Hace casi un año, la Justicia provincial resolvió archivar la causa, condenando a los familiares del joven y a todas las personas de bien a la eterna impunidad.
El argumento para tamaña decisión era la falta de pruebas nuevas para mantener la investigación abierta.
La causa tuvo detenidos, enjuiciados, y funcionarios públicos y observados, pero nada de eso sirvió.
Hubo dos procesos judiciales: el primero en 2014 con tres acusados que habían sido detenidos dos años antes. Los tres fueron absueltos y vueltos a juzgar en 2019, cuando otra vez obtuvieron una sentencia absolutoria.
Se trata de Felipe Carrasco, quien fue acusado por encontrarse en su casa una campera con sangre de Atahualpa, campera que era de Carlos Morales Toledo, otro de los imputados. La tercera acusada era Belén Fernández Barrientos, pareja entonces de Toledo.
La primera absolución se dio porque lograron comprobar irregularidades en el procedimiento por el cual fue secuestrada la campera.
Ya en el segundo proceso judicial, fue imposible cotejar que las manchas hepáticas eran de Atahualpa.
Entonces, las acusaciones, aunque no penales, recayeron en los investigadores: la fiscal de instrucción Daniela Zágari y el juez Carlos Reussi. Solo Zágari fue hallada responsable de mala investigación y pagó con 50 días de suspensión.

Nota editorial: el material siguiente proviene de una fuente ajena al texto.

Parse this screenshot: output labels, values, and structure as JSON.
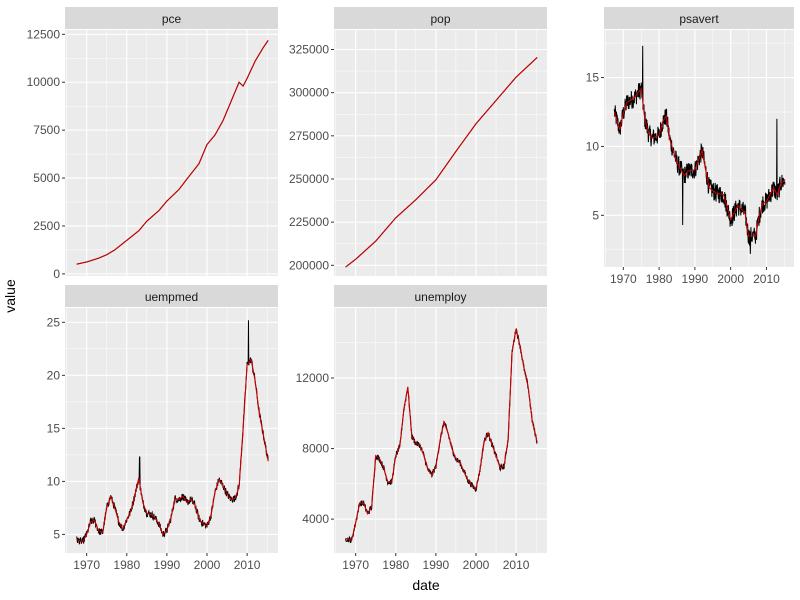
{
  "chart_data": {
    "type": "line",
    "x_label": "date",
    "y_label": "value",
    "x_ticks": [
      1970,
      1980,
      1990,
      2000,
      2010
    ],
    "x_range": [
      1967,
      2015.3
    ],
    "x_pad": 2.4,
    "series_styles": [
      {
        "name": "value",
        "color": "#000000"
      },
      {
        "name": "smoothed",
        "color": "#cc0000"
      }
    ],
    "panels": [
      {
        "name": "pce",
        "ylim": [
          -111,
          12725
        ],
        "y_ticks": [
          0,
          2500,
          5000,
          7500,
          10000,
          12500
        ],
        "y_tick_labels": [
          "0",
          "2500",
          "5000",
          "7500",
          "10000",
          "12500"
        ],
        "noise": 0,
        "points": [
          [
            1967.5,
            507
          ],
          [
            1970,
            620
          ],
          [
            1973,
            820
          ],
          [
            1975,
            1000
          ],
          [
            1977,
            1250
          ],
          [
            1980,
            1750
          ],
          [
            1983,
            2250
          ],
          [
            1985,
            2750
          ],
          [
            1988,
            3300
          ],
          [
            1990,
            3800
          ],
          [
            1993,
            4400
          ],
          [
            1995,
            4950
          ],
          [
            1998,
            5750
          ],
          [
            2000,
            6750
          ],
          [
            2002,
            7250
          ],
          [
            2004,
            8000
          ],
          [
            2006,
            9000
          ],
          [
            2008,
            10000
          ],
          [
            2009,
            9800
          ],
          [
            2010,
            10200
          ],
          [
            2012,
            11100
          ],
          [
            2014,
            11800
          ],
          [
            2015.3,
            12200
          ]
        ]
      },
      {
        "name": "pop",
        "ylim": [
          193800,
          336300
        ],
        "y_ticks": [
          200000,
          225000,
          250000,
          275000,
          300000,
          325000
        ],
        "y_tick_labels": [
          "200000",
          "225000",
          "250000",
          "275000",
          "300000",
          "325000"
        ],
        "noise": 0,
        "points": [
          [
            1967.5,
            199000
          ],
          [
            1970,
            203500
          ],
          [
            1975,
            214000
          ],
          [
            1980,
            227500
          ],
          [
            1985,
            238000
          ],
          [
            1990,
            249500
          ],
          [
            1995,
            266000
          ],
          [
            2000,
            282000
          ],
          [
            2005,
            295500
          ],
          [
            2010,
            309000
          ],
          [
            2015.3,
            320500
          ]
        ]
      },
      {
        "name": "psavert",
        "ylim": [
          1.25,
          18.45
        ],
        "y_ticks": [
          5,
          10,
          15
        ],
        "y_tick_labels": [
          "5",
          "10",
          "15"
        ],
        "noise": 0.7,
        "spikes": [
          [
            1975.4,
            17.3
          ],
          [
            1986.6,
            4.3
          ],
          [
            2005.5,
            2.2
          ],
          [
            2012.9,
            12.0
          ]
        ],
        "points": [
          [
            1967.5,
            12.5
          ],
          [
            1969,
            11.2
          ],
          [
            1970,
            12.4
          ],
          [
            1971,
            13.2
          ],
          [
            1973,
            13.5
          ],
          [
            1975,
            14.2
          ],
          [
            1976,
            12.0
          ],
          [
            1977,
            11.0
          ],
          [
            1978,
            10.6
          ],
          [
            1980,
            10.8
          ],
          [
            1981,
            11.8
          ],
          [
            1982,
            12.2
          ],
          [
            1983,
            10.5
          ],
          [
            1985,
            8.8
          ],
          [
            1987,
            7.9
          ],
          [
            1988,
            8.2
          ],
          [
            1990,
            8.3
          ],
          [
            1992,
            9.7
          ],
          [
            1993,
            8.3
          ],
          [
            1994,
            7.0
          ],
          [
            1996,
            6.6
          ],
          [
            1998,
            6.5
          ],
          [
            2000,
            4.7
          ],
          [
            2002,
            5.7
          ],
          [
            2004,
            5.2
          ],
          [
            2005,
            3.5
          ],
          [
            2007,
            3.5
          ],
          [
            2008,
            5.0
          ],
          [
            2009,
            5.9
          ],
          [
            2010,
            6.0
          ],
          [
            2012,
            7.0
          ],
          [
            2013,
            6.5
          ],
          [
            2014,
            7.3
          ],
          [
            2015.3,
            7.6
          ]
        ]
      },
      {
        "name": "uempmed",
        "ylim": [
          3.25,
          26.35
        ],
        "y_ticks": [
          5,
          10,
          15,
          20,
          25
        ],
        "y_tick_labels": [
          "5",
          "10",
          "15",
          "20",
          "25"
        ],
        "noise": 0.35,
        "spikes": [
          [
            1983.2,
            12.3
          ],
          [
            2010.3,
            25.2
          ]
        ],
        "points": [
          [
            1967.5,
            4.5
          ],
          [
            1969,
            4.3
          ],
          [
            1970,
            5.0
          ],
          [
            1971,
            6.2
          ],
          [
            1972,
            6.3
          ],
          [
            1973,
            5.3
          ],
          [
            1974,
            5.2
          ],
          [
            1975,
            7.5
          ],
          [
            1976,
            8.6
          ],
          [
            1977,
            7.5
          ],
          [
            1978,
            6.2
          ],
          [
            1979,
            5.5
          ],
          [
            1980,
            6.4
          ],
          [
            1981,
            7.2
          ],
          [
            1982,
            8.7
          ],
          [
            1983,
            10.3
          ],
          [
            1984,
            8.0
          ],
          [
            1985,
            7.0
          ],
          [
            1986,
            6.9
          ],
          [
            1987,
            6.6
          ],
          [
            1988,
            6.0
          ],
          [
            1989,
            5.0
          ],
          [
            1990,
            5.4
          ],
          [
            1991,
            6.5
          ],
          [
            1992,
            8.4
          ],
          [
            1993,
            8.3
          ],
          [
            1994,
            8.6
          ],
          [
            1995,
            8.0
          ],
          [
            1996,
            8.3
          ],
          [
            1997,
            7.8
          ],
          [
            1998,
            6.5
          ],
          [
            1999,
            6.0
          ],
          [
            2000,
            5.8
          ],
          [
            2001,
            6.8
          ],
          [
            2002,
            9.0
          ],
          [
            2003,
            10.2
          ],
          [
            2004,
            9.6
          ],
          [
            2005,
            8.8
          ],
          [
            2006,
            8.3
          ],
          [
            2007,
            8.4
          ],
          [
            2008,
            9.5
          ],
          [
            2009,
            15.0
          ],
          [
            2010,
            21.0
          ],
          [
            2011,
            21.5
          ],
          [
            2012,
            19.5
          ],
          [
            2013,
            16.5
          ],
          [
            2014,
            14.5
          ],
          [
            2015.3,
            11.8
          ]
        ]
      },
      {
        "name": "unemploy",
        "ylim": [
          2078,
          15970
        ],
        "y_ticks": [
          4000,
          8000,
          12000
        ],
        "y_tick_labels": [
          "4000",
          "8000",
          "12000"
        ],
        "noise": 170,
        "points": [
          [
            1967.5,
            2900
          ],
          [
            1969,
            2800
          ],
          [
            1970,
            3800
          ],
          [
            1971,
            4900
          ],
          [
            1972,
            4900
          ],
          [
            1973,
            4300
          ],
          [
            1974,
            4700
          ],
          [
            1975,
            7600
          ],
          [
            1976,
            7400
          ],
          [
            1977,
            6900
          ],
          [
            1978,
            6100
          ],
          [
            1979,
            6100
          ],
          [
            1980,
            7600
          ],
          [
            1981,
            8100
          ],
          [
            1982,
            10200
          ],
          [
            1983,
            11500
          ],
          [
            1984,
            8700
          ],
          [
            1985,
            8300
          ],
          [
            1986,
            8200
          ],
          [
            1987,
            7600
          ],
          [
            1988,
            6800
          ],
          [
            1989,
            6500
          ],
          [
            1990,
            7000
          ],
          [
            1991,
            8400
          ],
          [
            1992,
            9500
          ],
          [
            1993,
            8900
          ],
          [
            1994,
            8000
          ],
          [
            1995,
            7400
          ],
          [
            1996,
            7200
          ],
          [
            1997,
            6700
          ],
          [
            1998,
            6200
          ],
          [
            1999,
            5900
          ],
          [
            2000,
            5700
          ],
          [
            2001,
            6800
          ],
          [
            2002,
            8400
          ],
          [
            2003,
            8900
          ],
          [
            2004,
            8200
          ],
          [
            2005,
            7600
          ],
          [
            2006,
            6900
          ],
          [
            2007,
            7000
          ],
          [
            2008,
            8500
          ],
          [
            2009,
            13500
          ],
          [
            2010,
            14800
          ],
          [
            2011,
            13800
          ],
          [
            2012,
            12500
          ],
          [
            2013,
            11500
          ],
          [
            2014,
            9600
          ],
          [
            2015.3,
            8300
          ]
        ]
      }
    ]
  }
}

Pero en el segundo proceso se abrió la última luz de esperanza, que la misma Justicia se encargó de apagar tiempo después: los jueces que dictaron la sentencia absolutoria, validaron varios de los testimonios de los testigos, que mencionaban a Leandro Mildemberger como el responsable. Pidieron entonces al Ministerio Público Fiscal que se encargue de investigarlo.
Tiempo después, la causa pasó a archivo, y con esta decisión, la impunidad.